= August Mentz =

August Mentz (5 December 1867 – 5 November 1944) was a Danish botanist, peat extraction and moor reclamation expert and a pioneer in nature conservation.

Mentz studied botany at the University of Copenhagen under professor Eugen Warming. He was employed by the Danish Moor Reclamation Society ("Det danske Hedeselskab") from 1899 to 1923. In 1912 he defended his doctoral thesis on the “Current Vegetation of Danish Bogs and Swamps” (Mentz 1912). From 1923 to 1938, he was professor of botany at Royal Veterinary and Agricultural University. He edited two voluminous colour plate floras – ”Billeder af Nordens Flora” and “Vilde Planter i Norden”.

Mentz was chairman of the state advisory board on conservation (”Naturfredningsrådet”) 1925–1944. However, with his background in moor reclamation, he had a foot in both camps – utilitarianism and conservationism.

== Selected publications ==
- Mentz, A. (1892) A fossil clay coast vegetation from Store Vildmose.
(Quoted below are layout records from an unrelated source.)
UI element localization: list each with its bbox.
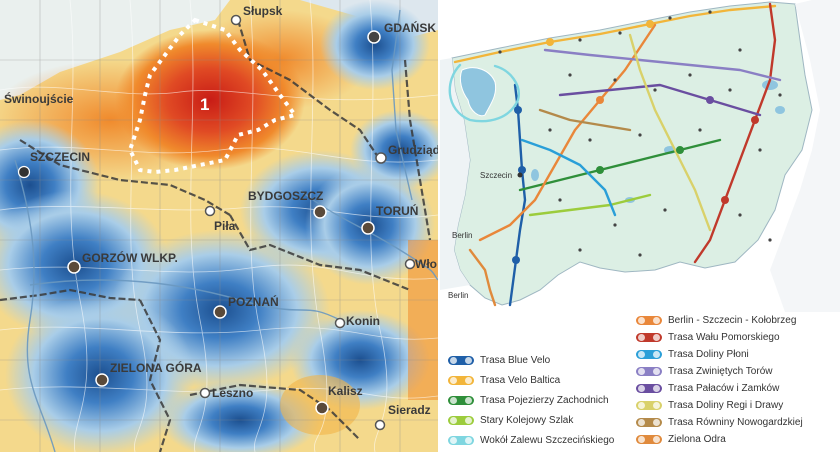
city-markers [17, 14, 416, 431]
city-marker-poznan [213, 305, 227, 319]
legend-item-doliny-ploni: Trasa Doliny Płoni [636, 346, 749, 362]
city-label-bydgoszcz: BYDGOSZCZ [248, 189, 323, 203]
city-label-sieradz: Sieradz [388, 403, 431, 417]
city-labels: Słupsk GDAŃSK Świnoujście SZCZECIN Grudz… [4, 4, 438, 417]
legend-swatch-icon [636, 366, 662, 376]
route-zalew [448, 63, 520, 123]
route-palacow-zamkow [558, 83, 762, 117]
town-dots [498, 10, 782, 257]
legend-item-zwinietych-torow: Trasa Zwiniętych Torów [636, 363, 772, 379]
map-label-berlin-1: Berlin [452, 231, 472, 240]
choropleth-map-canvas: 1 Słupsk GDAŃSK Świnoujście SZCZECIN Gru [0, 0, 438, 452]
city-label-swinoujscie: Świnoujście [4, 91, 74, 106]
city-label-slupsk: Słupsk [243, 4, 283, 18]
legend-swatch-icon [448, 415, 474, 425]
route-regi-drawy [628, 33, 712, 232]
city-marker-zielona-gora [95, 373, 109, 387]
route-velo-baltica [453, 4, 777, 64]
legend-swatch-icon [636, 400, 662, 410]
city-marker-konin [334, 317, 346, 329]
city-label-poznan: POZNAŃ [228, 294, 279, 309]
city-marker-bydgoszcz [313, 205, 327, 219]
route-stary-kolejowy [528, 193, 652, 217]
city-label-zielona-gora: ZIELONA GÓRA [110, 360, 202, 375]
legend-item-velo-baltica: Trasa Velo Baltica [448, 372, 560, 388]
region-number-label: 1 [200, 95, 209, 114]
route-zwinietych-torow [543, 48, 782, 82]
city-label-gorzow: GORZÓW WLKP. [82, 250, 178, 265]
route-pojezierzy [518, 138, 722, 192]
routes-legend: Trasa Blue Velo Trasa Velo Baltica Trasa… [440, 312, 840, 452]
legend-swatch-icon [636, 417, 662, 427]
city-marker-wloclawek [404, 258, 416, 270]
city-label-szczecin: SZCZECIN [30, 150, 90, 164]
legend-item-walu-pomorskiego: Trasa Wału Pomorskiego [636, 329, 780, 345]
route-badges [512, 20, 759, 264]
map-label-szczecin: Szczecin [480, 171, 512, 180]
legend-swatch-icon [448, 435, 474, 445]
legend-swatch-icon [636, 434, 662, 444]
city-marker-sieradz [374, 419, 386, 431]
legend-item-blue-velo: Trasa Blue Velo [448, 352, 550, 368]
legend-item-pojezierzy: Trasa Pojezierzy Zachodnich [448, 392, 609, 408]
city-marker-pila [204, 205, 216, 217]
legend-swatch-icon [448, 355, 474, 365]
city-label-gdansk: GDAŃSK [384, 20, 436, 35]
city-marker-leszno [199, 387, 211, 399]
legend-swatch-icon [636, 349, 662, 359]
city-marker-kalisz [315, 401, 329, 415]
city-label-leszno: Leszno [212, 386, 253, 400]
city-label-grudziadz: Grudziądz [388, 143, 438, 157]
legend-item-berlin-kolobrzeg: Berlin - Szczecin - Kołobrzeg [636, 312, 796, 328]
route-doliny-ploni [520, 138, 617, 217]
route-blue-velo [508, 83, 527, 307]
city-marker-torun [361, 221, 375, 235]
legend-item-regi-drawy: Trasa Doliny Regi i Drawy [636, 397, 783, 413]
city-label-kalisz: Kalisz [328, 384, 363, 398]
choropleth-map: 1 Słupsk GDAŃSK Świnoujście SZCZECIN Gru [0, 0, 438, 452]
legend-swatch-icon [448, 395, 474, 405]
legend-item-rowniny-nowogardzkiej: Trasa Równiny Nowogardzkiej [636, 414, 803, 430]
legend-swatch-icon [636, 332, 662, 342]
city-label-konin: Konin [346, 314, 380, 328]
city-label-wloclawek: Wło [415, 257, 437, 271]
city-marker-szczecin [17, 165, 31, 179]
legend-swatch-icon [636, 383, 662, 393]
map-label-berlin-2: Berlin [448, 291, 468, 300]
city-marker-gorzow [67, 260, 81, 274]
city-marker-grudziadz [375, 152, 387, 164]
panel-divider [438, 0, 440, 452]
route-berlin-kolobrzeg [478, 23, 657, 242]
route-zielona-odra [468, 248, 497, 307]
legend-item-palacow-zamkow: Trasa Pałaców i Zamków [636, 380, 779, 396]
city-label-torun: TORUŃ [376, 203, 418, 218]
route-rowniny-nowogardzkiej [538, 108, 632, 132]
legend-item-zalew: Wokół Zalewu Szczecińskiego [448, 432, 614, 448]
legend-swatch-icon [448, 375, 474, 385]
city-label-pila: Piła [214, 219, 236, 233]
city-marker-gdansk [367, 30, 381, 44]
legend-item-stary-kolejowy: Stary Kolejowy Szlak [448, 412, 573, 428]
legend-item-zielona-odra: Zielona Odra [636, 431, 726, 447]
cycling-routes-map-canvas: Szczecin Berlin Berlin [440, 0, 840, 312]
cycling-routes-map: Szczecin Berlin Berlin Trasa Blue Velo T… [440, 0, 840, 452]
route-walu-pomorskiego [693, 2, 777, 264]
city-marker-slupsk [230, 14, 242, 26]
legend-swatch-icon [636, 315, 662, 325]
Botanisk Tidsskrift 18 (2). (in Danish).
- Mentz, A. (1909) The structure and biology of Arctic flowering plants (ed. E. Warming. Empetraceae. Empetrum nigrum. Meddelelser om Grønland 36: 155–167.
- Mentz, A. (1909) Naturfredning - særlig i Danmark. Udvalget for Naturfredning og Gyldendalske Boghandel Nordisk Forlag, København. 63 pp (in Danish).
- Mentz, A. (1912) Studier over danske Mosers recente Vegetation. Gyldendalske Boghandel, København, 287 pp. Doctoral thesis (in Danish).
- Mentz, A. & Ostenfeld, C.H. (1901–1907) Billeder af Nordens Flora. København : G.E.C. Gads Forlag. Vol. 1–4, With 633 plates (in Danish).
- Mentz, A. (1928) Naturen og Forskeren. Kritisk Revy 3: 27-32 (in Danish).
- Jessen, Knud & A. Mentz (1937–1940): Vilde Planter i Norden. G.E.C. Gad, København (in Danish).
- Gram, K., Jensen, Hj. & Mentz, A. (1937) Nytteplanter. Gyldendal, København. 504 pp. (in Danish).